Overall, though, I feel impressed. For all its second-half flaws, Consequences is prime Peter Hammill stuff, bizarre, grandiose and totally convincing.
Wednesday, 3 October 2012
Highlights: Little Colored Balloons, ?No Te Da Ganas De Reir, Senor Malverde?, Southern Sky, If I’m To Blame
Listening to The Graceless Age (note the title) is an overwhelming experience. Right from the start you feel completely bogged down by lush, monstrous waves of sadness and depression. With The Graceless Age – you’re right in the thick of it; and while it’s not the nicest place to be, you have to consider the artistic, aesthetic merit of the whole thing. The album is absolutely fascinating in its raw, suppressed anger that smacks of relationships half-broken and suicides half-committed.
Those who know the beautiful, bruised sounds of John Murry’s World Without End from 2006 (with Bob Frank), will certainly recognize the dark, emotional devastation of The Graceless Age.

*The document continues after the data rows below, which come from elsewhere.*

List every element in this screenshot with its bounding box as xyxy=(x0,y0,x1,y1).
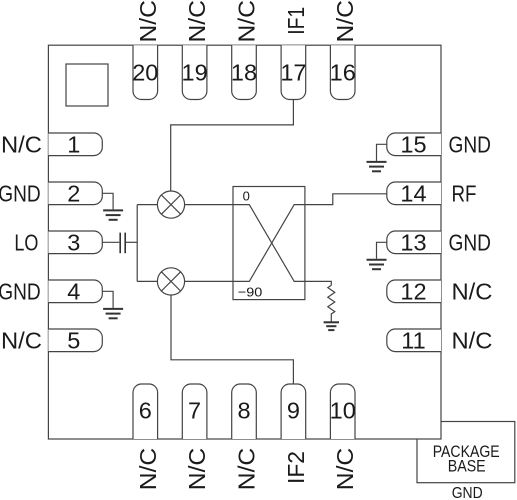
pin 11 xyxy=(387,329,441,352)
pin 10 xyxy=(330,384,355,439)
svg-text:5: 5 xyxy=(67,328,80,354)
ground (below R1) xyxy=(324,322,339,330)
wire pin 2 to ground xyxy=(102,193,113,209)
svg-text:11: 11 xyxy=(401,328,425,354)
svg-text:1: 1 xyxy=(67,132,80,158)
svg-text:3: 3 xyxy=(67,230,80,256)
pin 19 xyxy=(182,45,207,99)
wire pin 15 to ground xyxy=(377,144,387,161)
svg-text:N/C: N/C xyxy=(332,0,358,43)
svg-text:13: 13 xyxy=(400,230,426,256)
wire splitter to mixer M1 xyxy=(137,204,157,206)
svg-text:N/C: N/C xyxy=(184,448,210,491)
resistor R1 xyxy=(328,285,335,322)
svg-text:N/C: N/C xyxy=(135,0,161,43)
svg-text:LO: LO xyxy=(14,229,38,255)
package base box xyxy=(417,422,515,483)
svg-text:9: 9 xyxy=(287,397,300,423)
ground (pin 4) xyxy=(103,309,123,318)
wire RF: hybrid to pin 14 xyxy=(305,194,387,205)
svg-text:12: 12 xyxy=(400,279,426,305)
pin 13 xyxy=(387,231,441,254)
svg-text:17: 17 xyxy=(280,60,306,86)
pin 16 xyxy=(330,45,355,99)
wire M2 to hybrid xyxy=(185,280,233,282)
wire capacitor to LO splitter node xyxy=(126,241,137,243)
mixer M2 xyxy=(157,268,184,295)
svg-text:N/C: N/C xyxy=(1,131,42,157)
svg-text:N/C: N/C xyxy=(332,448,358,491)
wire M1 to hybrid xyxy=(185,204,233,206)
package outline xyxy=(48,45,441,439)
svg-text:N/C: N/C xyxy=(135,448,161,491)
svg-text:GND: GND xyxy=(449,131,492,157)
svg-text:N/C: N/C xyxy=(1,327,42,353)
ground (pin 13) xyxy=(367,260,387,269)
pin 15 xyxy=(387,133,441,156)
svg-text:20: 20 xyxy=(132,60,158,86)
pin 3 xyxy=(48,231,102,254)
ground (pin 2) xyxy=(103,210,123,219)
pin 9 xyxy=(281,384,306,439)
hybrid crossover: -90-port path xyxy=(233,205,305,282)
pin 18 xyxy=(232,45,257,99)
svg-text:N/C: N/C xyxy=(452,278,493,304)
pin 14 xyxy=(387,182,441,205)
quadrature hybrid U1 xyxy=(233,187,305,300)
svg-text:19: 19 xyxy=(182,60,208,86)
hybrid crossover: 0-port path xyxy=(233,205,305,282)
wire IF2: mixer M2 to pin 9 xyxy=(171,295,293,384)
svg-text:−90: −90 xyxy=(238,285,262,300)
wire pin 4 to ground xyxy=(102,291,113,308)
wire IF1: pin 17 to mixer M1 xyxy=(171,100,294,192)
svg-text:14: 14 xyxy=(400,181,426,207)
pin 7 xyxy=(182,384,207,439)
svg-text:IF1: IF1 xyxy=(283,7,309,35)
pin 1 xyxy=(48,133,102,156)
mixer M1 xyxy=(157,191,184,218)
wire pin 13 to ground xyxy=(377,242,387,258)
svg-text:10: 10 xyxy=(330,397,356,423)
svg-text:7: 7 xyxy=(188,397,201,423)
svg-text:IF2: IF2 xyxy=(283,451,309,484)
svg-text:15: 15 xyxy=(400,132,426,158)
wire LO: pin 3 to capacitor C1 xyxy=(102,241,119,243)
pin 1 indicator xyxy=(66,64,108,106)
svg-text:RF: RF xyxy=(452,180,477,206)
svg-text:N/C: N/C xyxy=(234,448,260,491)
svg-text:0: 0 xyxy=(243,188,250,203)
svg-text:N/C: N/C xyxy=(184,0,210,43)
wire splitter to mixer M2 xyxy=(137,280,157,282)
pin 4 xyxy=(48,280,102,303)
pin 2 xyxy=(48,182,102,205)
svg-text:8: 8 xyxy=(237,397,250,423)
pin 6 xyxy=(133,384,158,439)
wire hybrid to resistor R1 xyxy=(305,281,331,285)
svg-text:GND: GND xyxy=(0,278,41,304)
svg-text:6: 6 xyxy=(139,397,152,423)
svg-text:N/C: N/C xyxy=(452,327,493,353)
svg-text:GND: GND xyxy=(452,485,483,500)
pin 5 xyxy=(48,329,102,352)
svg-text:N/C: N/C xyxy=(234,0,260,43)
svg-text:18: 18 xyxy=(231,60,257,86)
pin 17 xyxy=(281,45,306,99)
svg-text:2: 2 xyxy=(67,181,80,207)
svg-text:16: 16 xyxy=(330,60,356,86)
svg-text:4: 4 xyxy=(67,279,80,305)
pin 20 xyxy=(133,45,158,99)
pin 12 xyxy=(387,280,441,303)
svg-text:GND: GND xyxy=(449,229,492,255)
capacitor C1 xyxy=(119,233,121,254)
wire LO splitter vertical xyxy=(136,205,138,282)
svg-text:GND: GND xyxy=(0,180,41,206)
ground (pin 15) xyxy=(367,162,387,171)
svg-text:BASE: BASE xyxy=(448,457,486,476)
pin 8 xyxy=(232,384,257,439)
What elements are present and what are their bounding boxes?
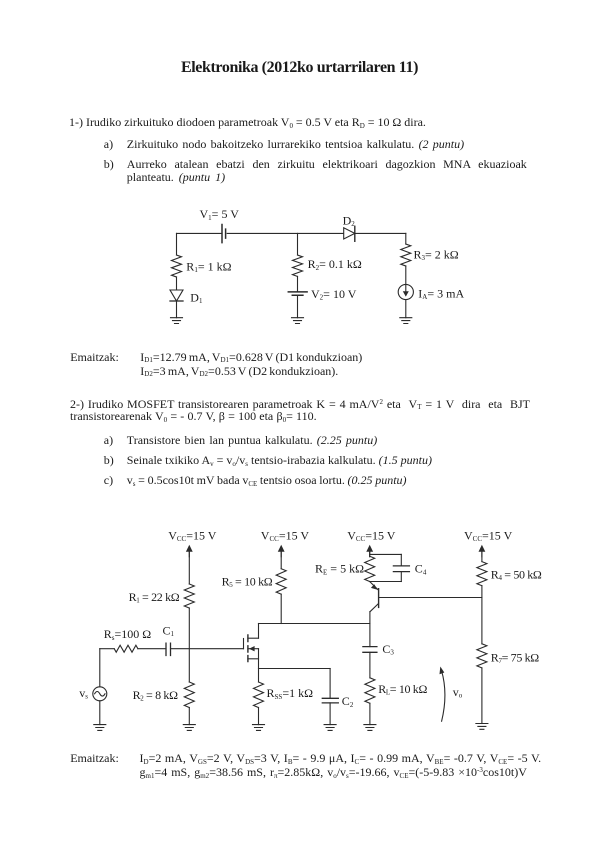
svg-text:VCC​=15 V: VCC​=15 V (261, 528, 310, 543)
svg-text:R4​ = 50 kΩ: R4​ = 50 kΩ (491, 567, 542, 582)
svg-text:RE​ = 5 kΩ: RE​ = 5 kΩ (315, 562, 364, 577)
svg-text:C1​: C1​ (163, 623, 175, 638)
svg-text:C2​: C2​ (342, 694, 354, 709)
svg-text:R3​= 2 kΩ: R3​= 2 kΩ (414, 247, 459, 262)
svg-text:RL​= 10 kΩ: RL​= 10 kΩ (378, 682, 427, 697)
svg-text:V1​= 5 V: V1​= 5 V (200, 207, 240, 222)
svg-text:VCC​=15 V: VCC​=15 V (464, 528, 513, 543)
svg-text:R7​= 75 kΩ: R7​= 75 kΩ (491, 650, 539, 665)
svg-text:vs​: vs​ (79, 686, 88, 701)
svg-text:D2​: D2​ (343, 214, 356, 229)
svg-text:R2​= 0.1 kΩ: R2​= 0.1 kΩ (308, 257, 362, 272)
svg-text:vo​: vo​ (453, 685, 463, 700)
svg-text:D1​: D1​ (190, 291, 203, 306)
svg-text:C3​: C3​ (382, 642, 394, 657)
svg-text:R1​= 1 kΩ: R1​= 1 kΩ (186, 260, 231, 275)
svg-text:Rs​=100 Ω: Rs​=100 Ω (104, 627, 152, 642)
svg-text:VCC​=15 V: VCC​=15 V (347, 528, 396, 543)
svg-text:RSS​=1 kΩ: RSS​=1 kΩ (267, 686, 314, 701)
svg-text:C4​: C4​ (415, 562, 427, 577)
svg-text:VCC​=15 V: VCC​=15 V (168, 528, 217, 543)
svg-text:IA​= 3 mA: IA​= 3 mA (418, 286, 464, 301)
svg-text:V2​= 10 V: V2​= 10 V (311, 287, 357, 302)
svg-text:R2​ = 8 kΩ: R2​ = 8 kΩ (133, 688, 178, 703)
svg-text:R5​ = 10 kΩ: R5​ = 10 kΩ (222, 574, 273, 589)
svg-text:R1​ = 22 kΩ: R1​ = 22 kΩ (129, 590, 180, 605)
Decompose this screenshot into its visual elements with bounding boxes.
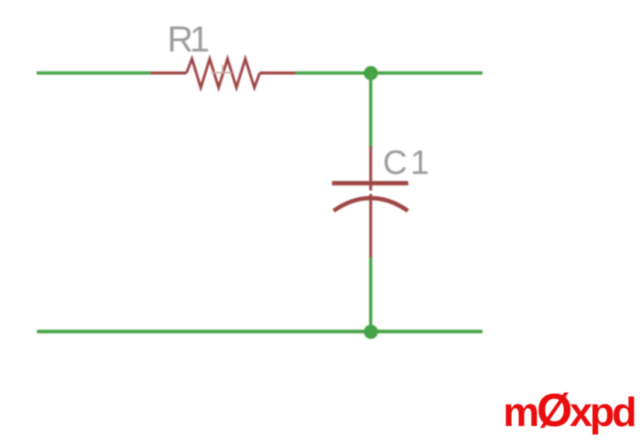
wire vertical upper net segment: [369, 73, 372, 148]
svg-text:mØxpd: mØxpd: [503, 384, 635, 436]
wire vertical lower net segment: [369, 257, 372, 332]
wire bottom net segment: [37, 330, 483, 333]
capacitor C1: [332, 146, 408, 258]
wire top-right net segment: [295, 71, 483, 74]
node junction bottom: [364, 325, 378, 339]
wire top-left net segment: [37, 71, 152, 74]
svg-text:R1: R1: [167, 18, 208, 59]
node junction top: [364, 66, 378, 80]
svg-text:C1: C1: [383, 144, 432, 182]
resistor R1: [151, 59, 297, 88]
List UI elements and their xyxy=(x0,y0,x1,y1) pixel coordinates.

And – no, I’m not being melodramatic: it really is that miserable.
Not that this stuff can’t be inviting and almost likeable: it’s depressing all right, but it’s depressing in a sort of warm, engaging way; the brooding, mellow melancholy of the catchy “Southern Sky” is case in point. Then there’s the nice, country-esque “Things We Lost In Fire” (has to be a perfectly justifiable nod to Low) and the perversely uplifting chorus of “Penny Nails” (‘this isn’t love but I need it just the same’). However, the edge is most certainly desperate, and when you hear a line like ‘so debonair, so fucking full of shit’ in the crude, gorgeous, suicidal “If I’m To Blame” – it becomes almost unbearable. The only solace being the handsome fingerpicking and the pretty piano lines carrying the tune.
The 10-minute “Little Colored Balloons” is another clear highlight, a thoughtful and brilliantly arranged epic that features, among other things, some inspired violin playing in the background. In fact, the only track I could live without is the somewhat murky and not too strong melodically “California”. Otherwise, I have few complaints about this grand, measured outburst of anger and frustration.
P.S. Screw that bit about "California". It's brilliant.
P.S. Screw that bit about "California". It's brilliant.